For the second time, the minimum number that has never been used is 3. Delete the last number in every 3 numbers. The sequence become 1 3 7 9 13 15 19

For the third time, the minimum number that has never been used is 7. Delete the last number in every 7 numbers. The sequence becomes 1 3 7 9 13 15.

Then you cannot delete any numbers.
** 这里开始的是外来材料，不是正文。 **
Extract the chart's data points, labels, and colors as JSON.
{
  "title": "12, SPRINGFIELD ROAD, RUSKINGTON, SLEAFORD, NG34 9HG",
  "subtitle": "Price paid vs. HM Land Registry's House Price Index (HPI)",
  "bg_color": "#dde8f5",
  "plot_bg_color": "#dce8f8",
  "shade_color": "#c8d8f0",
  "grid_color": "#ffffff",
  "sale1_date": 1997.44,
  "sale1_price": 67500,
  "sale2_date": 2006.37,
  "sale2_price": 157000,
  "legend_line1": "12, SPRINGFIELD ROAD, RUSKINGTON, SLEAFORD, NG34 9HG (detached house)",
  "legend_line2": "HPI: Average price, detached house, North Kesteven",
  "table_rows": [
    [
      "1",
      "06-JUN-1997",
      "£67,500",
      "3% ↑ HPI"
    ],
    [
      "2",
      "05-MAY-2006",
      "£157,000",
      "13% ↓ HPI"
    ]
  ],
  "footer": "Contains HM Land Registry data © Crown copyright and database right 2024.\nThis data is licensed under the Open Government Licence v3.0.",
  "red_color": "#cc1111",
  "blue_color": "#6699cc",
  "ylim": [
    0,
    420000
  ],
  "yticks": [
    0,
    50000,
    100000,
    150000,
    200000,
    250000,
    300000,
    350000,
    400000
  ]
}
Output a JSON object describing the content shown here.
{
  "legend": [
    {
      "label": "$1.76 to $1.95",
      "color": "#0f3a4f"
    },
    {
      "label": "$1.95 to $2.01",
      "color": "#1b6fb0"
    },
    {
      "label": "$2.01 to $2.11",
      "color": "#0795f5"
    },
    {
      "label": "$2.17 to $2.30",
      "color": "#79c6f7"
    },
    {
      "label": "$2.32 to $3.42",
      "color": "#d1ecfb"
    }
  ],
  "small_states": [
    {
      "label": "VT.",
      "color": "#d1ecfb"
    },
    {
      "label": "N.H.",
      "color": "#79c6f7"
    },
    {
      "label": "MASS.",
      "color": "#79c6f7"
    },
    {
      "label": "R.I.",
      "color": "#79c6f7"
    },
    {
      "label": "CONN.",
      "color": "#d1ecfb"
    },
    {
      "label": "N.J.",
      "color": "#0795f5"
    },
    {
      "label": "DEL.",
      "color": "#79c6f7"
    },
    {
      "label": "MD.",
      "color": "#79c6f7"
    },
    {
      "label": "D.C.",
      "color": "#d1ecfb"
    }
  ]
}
There are 6 numbers left over. So the answer is 6.

一开始用容器模拟，结果超时了，于是后面发现数据范围其实也不大，然后就打表过了。。。。

这个是超时代码

#include<iostream>
#include<algorithm>
#include<cstdio>
#include<cstring>
#include<cmath>
#include<set>
#include<vector>
using namespace std;
const int MAX=10001;
int vis[MAX];
int main()
{
freopen("out.txt","w",stdout);
for(int n=3;n<=10000;n++)
{
set<int> st;
vector<int> G;
memset(vis,0,sizeof(vis));
for(int i=1;i<=n;i++)
{
st.insert(i);
G.push_back(i);
}
set<int>::iterator iter;
vector<int>::iterator itv;
int cnt=2;
int curp=0;
while(true)
{
int len=st.size();
int k=0;
for(int i=curp+cnt-1;i<len;i+=cnt)
{
// cout<<"a"<<i<<endl;
st.erase(G[i]);
vis[k++]=G[i];
}
for(int i=0;i<k;i++)
{
G.erase(lower_bound(G.begin(),G.end(),vis[i]));
}
//            for(iter=st.begin();iter!=st.end();iter++)
//            {
//                cout<<*iter<<" ";
//            }
//            cout<<endl;
bool flag=false;
for(iter=st.begin();iter!=st.end();iter++)
{
if(*iter>cnt&&*iter<=st.size())
{
cnt=*iter;
flag=true;
break;
}
}
if(flag==false)
{
break;
}
}
printf("%d,",st.size());
if(n%100==0) printf("\n");
}
return 0;
}

打表代码，大家都懂的，我就不贴了。。。。